Addio Marco Gastel, agricoltore nipote di Luchino Visconti
TORRE BERETTI. Marco Gastel, imprenditore agricolo e allevatore di bovini a Castellaro de’ Giorgi, è morto all’età di 83 anni dopo una lunga malattia. I funerali si svolgeranno oggi, martedì 24 giugno, alle ore 14 nella chiesa di Castellaro: poi la salma sarà tumulata nel piccolo cimitero.
Marco Gastel, che lascia le figlie Cristiana e Uberta, apparteneva a due famiglie note a livello nazionale: lo zio materno era il regista Luchino Visconti, il fratello Giovanni, scomparso nel 2021 a causa del Covid-19, è stato un rinomato fotografo e la sorella, morta l’anno scorso, è stata presidente di MiTo, festival internazionale che dal 2007 unisce le città di Milano e Torino. Gastel era molto legato a Castellaro e alla Lomellina, tanto che nell’annuncio funebre si legge: «Vi lascio tutto l’amore che questo luogo mi ha saputo dare».

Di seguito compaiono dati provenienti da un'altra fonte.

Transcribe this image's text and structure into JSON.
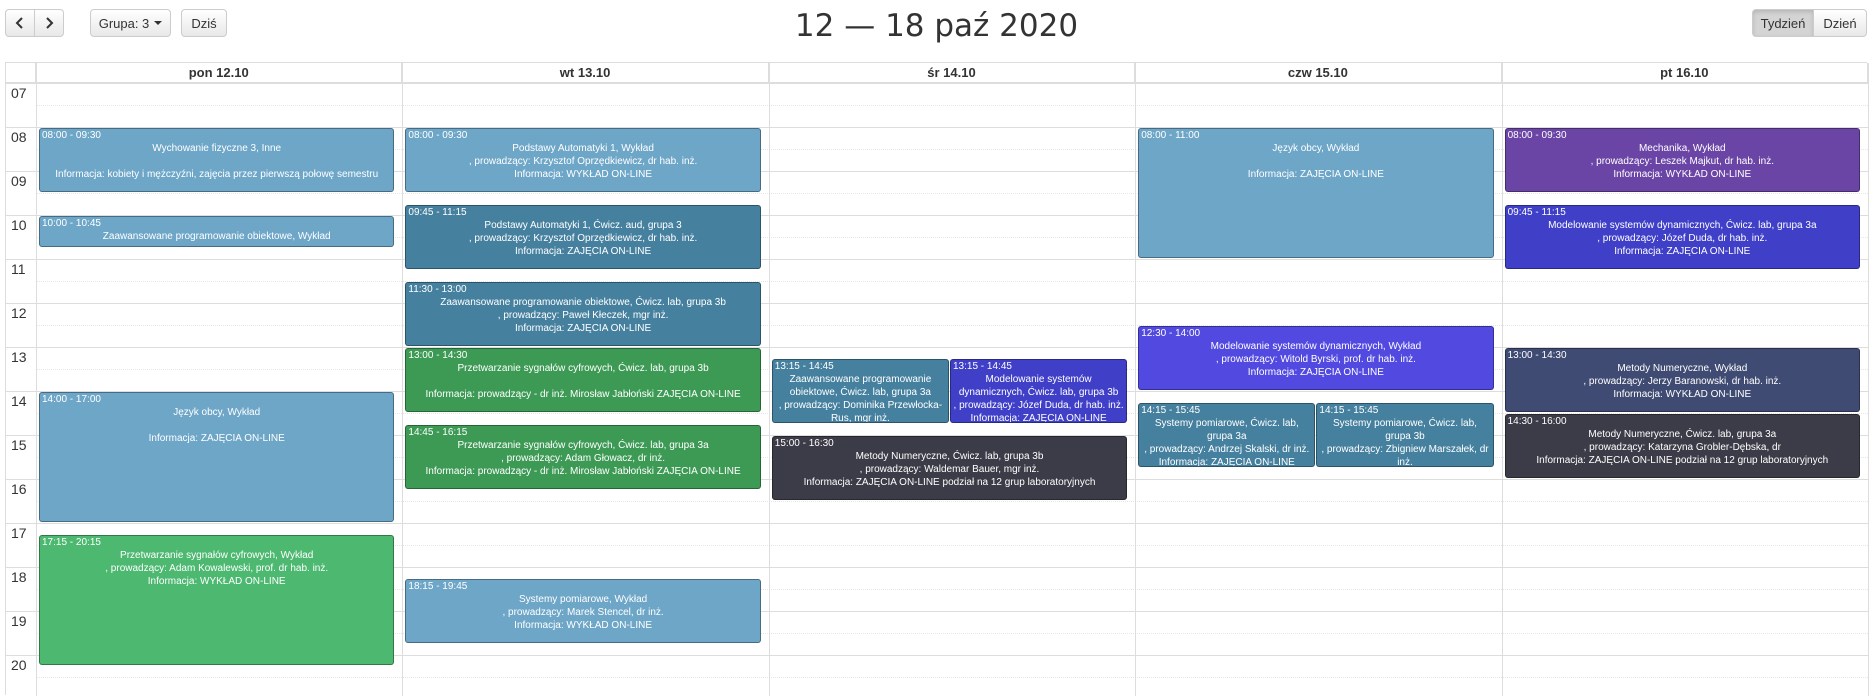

Il sindaco Mauro Mugni esprime il cordoglio della comunità di Torre Beretti e Castellaro. «Siamo molto costernati – dice il sindaco, eletto l’anno scorso –, Marco Gastel ha rappresentato per molti anni Torre Beretti e Castellaro nell’ambito agricolo e zootecnico regionale e nazionale. Il nostro Comune sarà presente alle esequie funebri con una rappresentanza e con il gonfalone».
Da un secolo la famiglia Gastel è di casa nella bassa Lomellina. Furono gli Erba, industriali farmaceutici del Comasco, ad acquistare la terra, la grande tenuta e i fabbricati rurali di Castellaro de’ Giorgi, lungo la statale 756 per l’Alessandrino. Nel 1900 Carla Erba, nipote del fondatore Carlo, si unì in matrimonio con Giuseppe Visconti di Modrone, che fu, tra l’altro, presidente dell’Ambrosiana Inter. Dalla coppia nacquero sette figli: Guido, Anna, Luigi, Luchino, regista di capolavori cinematografici come “Il Gattopardo”, “Rocco e i suoi fratelli”, “Ludwig”, “Senso” e “Morte a Venezia”, Edoardo, Ida Pace, che nel 1939 si sposò con Giuseppe Gastel, e Uberta.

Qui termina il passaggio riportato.